Loading video player...
Machine learning systems, in consequence, have consumed a mountain of data, a vast amount of
data, to the point where essentially we are running out, in the sense that we
are running up against the limits of useful information scrapeable from the public Internet.
So the problem fundamentally here is we're running out of data because there is only
one Internet. But is this actually true? In some sense,
there are two Internets. There is the surface web, the publicly scrapable
portion of the Internet, and then there's the private web. The private
web is the portion of the Internet that is only accessible through access controls.
The walled -off portion of the Internet, if you will. And this is where I
would argue the most interesting data lives. Things like health records, email, financial
documents, sensitive data live on the private web. It's
estimated that the amount of data in the private web is two orders of magnitude
greater than that on the surface web.
But the data, all this data on the private web, is largely
unusable for machine learning purposes. And the reason is essentially a
security -related one. Let me explain by way of example. All right,
let's suppose that somebody is training a health diagnostics model and
training it on or fine -tuning it on electronic health records. Alice
has an electronic health record that she would like to provide for the purposes of
training this model. The problem she is naturally going to run into in most
cases is that most web servers don't support general -purpose secure
third -party data sharing. Now, there's no easy way for Alice to relay her electronic
health record to the entity that's training this model unless there's some
kind of pre -existing relationship between her health provider and this entity in general.
And so this doesn't quite work. What Alice can do, of course, is just download
her electronic health record and then upload it to the training environment.
But if she does that, two problems ensue.

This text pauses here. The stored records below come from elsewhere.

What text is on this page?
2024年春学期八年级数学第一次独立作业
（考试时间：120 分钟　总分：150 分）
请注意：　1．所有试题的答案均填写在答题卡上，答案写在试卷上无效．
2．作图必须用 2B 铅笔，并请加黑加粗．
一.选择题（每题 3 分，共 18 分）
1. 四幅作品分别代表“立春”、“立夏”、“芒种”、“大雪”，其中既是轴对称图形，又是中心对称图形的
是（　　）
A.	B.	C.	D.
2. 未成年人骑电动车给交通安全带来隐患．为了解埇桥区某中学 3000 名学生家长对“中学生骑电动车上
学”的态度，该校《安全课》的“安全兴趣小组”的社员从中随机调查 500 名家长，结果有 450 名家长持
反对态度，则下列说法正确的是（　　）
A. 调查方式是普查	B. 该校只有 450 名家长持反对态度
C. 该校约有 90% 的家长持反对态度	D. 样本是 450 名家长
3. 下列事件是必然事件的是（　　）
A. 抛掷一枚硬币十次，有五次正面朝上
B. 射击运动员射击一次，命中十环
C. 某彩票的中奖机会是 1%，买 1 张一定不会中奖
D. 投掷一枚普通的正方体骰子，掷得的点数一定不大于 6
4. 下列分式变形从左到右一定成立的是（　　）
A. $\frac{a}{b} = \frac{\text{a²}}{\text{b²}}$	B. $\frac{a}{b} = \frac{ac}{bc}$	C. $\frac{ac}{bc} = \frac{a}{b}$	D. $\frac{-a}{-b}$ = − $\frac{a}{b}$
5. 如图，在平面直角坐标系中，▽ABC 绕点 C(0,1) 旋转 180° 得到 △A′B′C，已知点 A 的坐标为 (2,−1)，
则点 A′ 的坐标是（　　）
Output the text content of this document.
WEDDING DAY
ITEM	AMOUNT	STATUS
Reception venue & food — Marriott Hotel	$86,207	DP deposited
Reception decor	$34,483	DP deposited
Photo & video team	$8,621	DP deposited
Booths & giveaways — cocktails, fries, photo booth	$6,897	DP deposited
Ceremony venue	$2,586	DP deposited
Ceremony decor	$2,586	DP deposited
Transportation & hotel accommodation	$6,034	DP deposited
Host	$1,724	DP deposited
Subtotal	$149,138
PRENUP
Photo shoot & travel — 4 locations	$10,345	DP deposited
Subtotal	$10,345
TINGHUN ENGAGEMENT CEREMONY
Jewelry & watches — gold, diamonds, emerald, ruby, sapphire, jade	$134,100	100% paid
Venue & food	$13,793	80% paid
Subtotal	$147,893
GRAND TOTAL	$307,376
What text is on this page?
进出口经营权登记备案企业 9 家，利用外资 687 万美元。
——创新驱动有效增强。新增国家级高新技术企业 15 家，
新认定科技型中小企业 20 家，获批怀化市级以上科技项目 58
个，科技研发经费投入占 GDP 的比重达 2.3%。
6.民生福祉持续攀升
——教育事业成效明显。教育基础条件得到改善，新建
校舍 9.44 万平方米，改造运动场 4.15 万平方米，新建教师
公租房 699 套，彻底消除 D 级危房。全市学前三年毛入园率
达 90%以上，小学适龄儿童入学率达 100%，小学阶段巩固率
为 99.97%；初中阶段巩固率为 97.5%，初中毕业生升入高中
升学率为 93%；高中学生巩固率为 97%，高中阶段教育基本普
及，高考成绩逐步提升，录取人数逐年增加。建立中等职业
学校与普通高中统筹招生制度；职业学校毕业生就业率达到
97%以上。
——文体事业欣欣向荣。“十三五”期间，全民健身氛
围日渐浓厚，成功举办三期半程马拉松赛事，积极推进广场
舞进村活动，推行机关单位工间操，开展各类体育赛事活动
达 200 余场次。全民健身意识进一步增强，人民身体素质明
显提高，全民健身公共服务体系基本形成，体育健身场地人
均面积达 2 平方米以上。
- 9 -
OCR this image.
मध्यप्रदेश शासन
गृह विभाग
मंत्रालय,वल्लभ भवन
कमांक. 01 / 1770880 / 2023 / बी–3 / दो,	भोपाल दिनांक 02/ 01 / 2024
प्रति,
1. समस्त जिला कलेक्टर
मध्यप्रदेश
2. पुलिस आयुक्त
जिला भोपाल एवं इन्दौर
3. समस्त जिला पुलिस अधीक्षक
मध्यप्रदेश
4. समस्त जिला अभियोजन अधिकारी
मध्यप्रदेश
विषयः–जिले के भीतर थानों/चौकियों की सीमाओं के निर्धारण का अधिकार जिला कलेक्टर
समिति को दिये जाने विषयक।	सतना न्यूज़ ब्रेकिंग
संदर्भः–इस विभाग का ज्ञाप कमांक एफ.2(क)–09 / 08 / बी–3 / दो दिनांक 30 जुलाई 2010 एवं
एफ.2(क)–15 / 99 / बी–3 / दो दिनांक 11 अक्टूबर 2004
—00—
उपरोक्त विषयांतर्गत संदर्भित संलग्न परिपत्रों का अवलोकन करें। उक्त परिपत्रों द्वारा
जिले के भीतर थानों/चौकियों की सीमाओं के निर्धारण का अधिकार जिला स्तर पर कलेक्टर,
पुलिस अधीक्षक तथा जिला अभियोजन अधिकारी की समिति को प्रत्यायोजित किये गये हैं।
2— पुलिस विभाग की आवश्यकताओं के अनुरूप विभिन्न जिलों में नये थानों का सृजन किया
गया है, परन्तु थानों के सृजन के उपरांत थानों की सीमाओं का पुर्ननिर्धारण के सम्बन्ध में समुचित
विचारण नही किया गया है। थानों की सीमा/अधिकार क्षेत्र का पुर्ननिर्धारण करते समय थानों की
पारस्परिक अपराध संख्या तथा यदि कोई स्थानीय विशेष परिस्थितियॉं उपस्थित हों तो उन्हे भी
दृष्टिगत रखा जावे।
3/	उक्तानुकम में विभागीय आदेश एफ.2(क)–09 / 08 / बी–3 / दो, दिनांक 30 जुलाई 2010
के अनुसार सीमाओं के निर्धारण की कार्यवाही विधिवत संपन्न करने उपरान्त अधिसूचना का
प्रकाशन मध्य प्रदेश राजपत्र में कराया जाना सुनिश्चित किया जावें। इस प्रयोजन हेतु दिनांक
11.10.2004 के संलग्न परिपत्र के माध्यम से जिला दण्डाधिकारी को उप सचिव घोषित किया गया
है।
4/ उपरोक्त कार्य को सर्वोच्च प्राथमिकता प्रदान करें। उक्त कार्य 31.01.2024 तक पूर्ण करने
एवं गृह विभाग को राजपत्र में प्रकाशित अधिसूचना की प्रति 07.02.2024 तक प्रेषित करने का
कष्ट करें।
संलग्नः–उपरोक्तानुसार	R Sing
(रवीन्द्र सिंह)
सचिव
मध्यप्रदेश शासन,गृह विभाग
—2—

First, there's the problem of privacy.
Alice is sending it into this environment, but she has no idea whether her electronic
record will be protected there. Second problem is one of integrity.
Whoever is training this model wants to know that the electronic health records it's ingesting
are authentic. They actually come from real healthcare providers. But if users are just uploading
documents, there's no such assurance. And so we have these two security problems. How can
we address them? This is where blockchain technology can be helpful, and not just in
a blockchain context, in a general sense. If we plug in an Oracle, and in
particular a confidential Oracle system, like Town Crier or confidential
HTTPS in the CRE has introduced yesterday,
then we can ensure that the electronic health record Alice is
providing is authentic, hasn't been fabricated, hasn't been tampered with. And Alice
can do things like privacy -preserving filtering of her electronic health record can release only
the data she wants to release. All of this can be done with no modification
to existing web servers. This is the beauty of confidential Oracle systems.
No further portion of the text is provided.